Sometimes (and for me, this is the hardest to bare) someone WILL be looking at you. With purpose. They'll smile, you'll hide your face in your glass because there's no way that this person is at all looking at you like that. Why would they? Here's the truth ladies and gentlemen, despite my overtly confident exterior inside I have extremely low confidence when it comes to the opposite sex. Whilst I have a truly winning personality (...) I know that it is not possible to see that purely from the outside. When men (sometimes rather good looking men) smile at me or come over to talk to me I panic. It's like what they say about when you die and you flash through memories of your lifetime. For me, when a man comes over to talk to me I flash back to when I was 12-13 and would go to school discos. I think about never being asked to dance before and then being asked by all of the boys who we associated with. One by one, I was forced to suffer some kind of ritual humiliation. Either there would be bottom pinching or skirt lifting incidents which everyone would watch or my partner would simply get bored of being lumped with the fat girl and move on to someone else. All at my expense. I now see approaches from the opposite sex as someone playing some kind of cruel joke on me and I have turned people down for fear that they are playing a game.

Finally, come the haters. For as long as I remember, when you are a larger person there will be people who like to remind you of that fact. I don't know why they like to remind you of this, but there are people who will go above and beyond the call of duty to tell you. A question to these people, do you think I don't know? The problem with these people is they do absolutely nothing good. For many being overweight is not simply an issue of eating crap and not moving. There are countless people who have tried and tried to lose weight and have been knocked down continuously. I remember one incident when I was walking down the high street in Wimbledon and a woman decided to tell me that I needed to "lay off the McDonald's". At that point, I hadn't eaten a McDonald's in over 3 years. Worse of all, I had lost over 50 lbs. You try to act like it doesn't phase you but you start wondering if all your hard work is even worth it because you will always be something bad to someone else. This got me thinking, you hear people say that they're trying to be 'helpful' by telling people that they're fat because it'll give them the drive to change. Really though, you're about as helpful as a person informing someone that they're wet when they're stuck in a rainstorm. Furthermore, the health risks of obesity are consistently being compared with smoking. You won't get certain treatments for related issues unless you've undertaken a weight-loss program/stop smoking plan. I dislike smoking but I have never once seen a smoker suffer from the indignity of being aggressively called out on their smoking by a complete stranger.

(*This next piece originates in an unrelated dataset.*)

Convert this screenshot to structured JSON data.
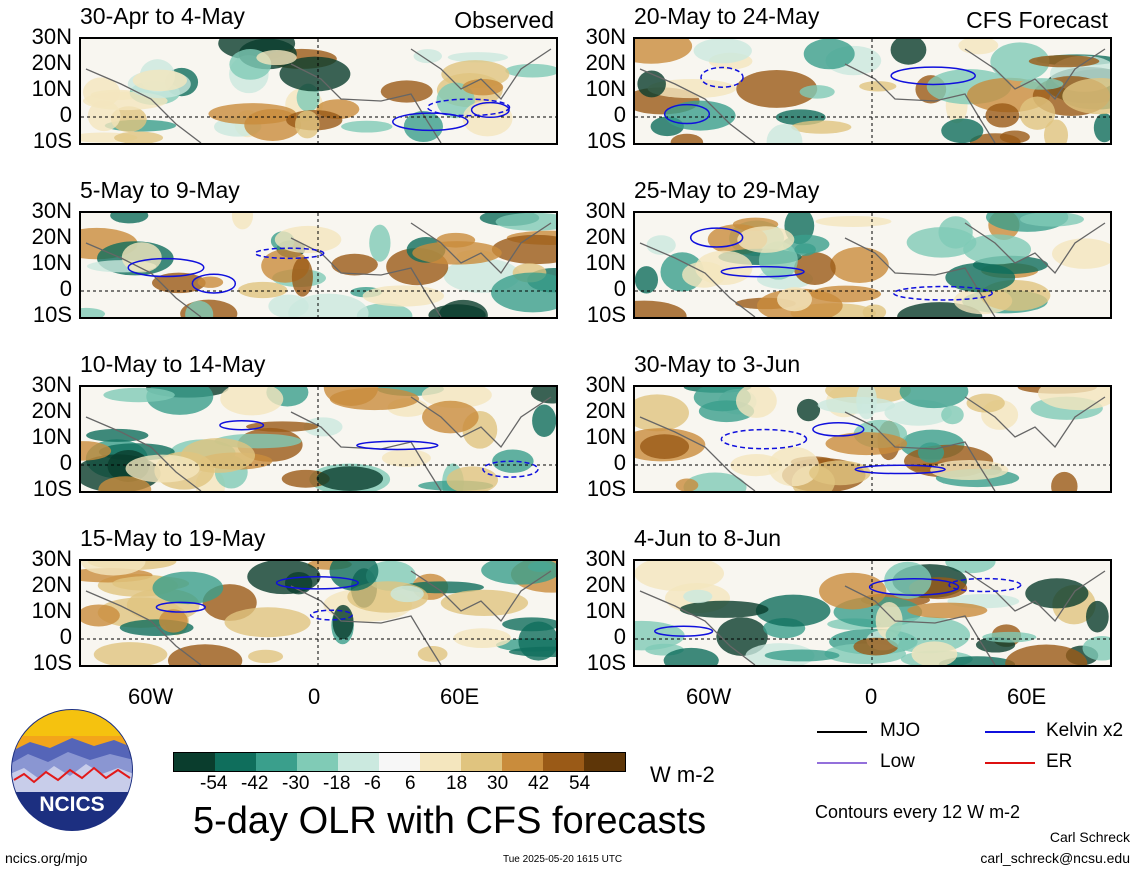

As I continue on this new journey, I am aware that people are going to be looking at me. People are going to comment on my losing weight and that will be great but there will always be the people who make you feel worse about yourself. To the woman with the McDonald's comment back in 2009, I do not do this for you or anyone else that I've experienced like you. I do this for me and no one else. So, to slightly alter Winston Churchill "yes madam, I am fat, but in time I shall be thinner and you will still be nursing your ugly personality". Good luck with that.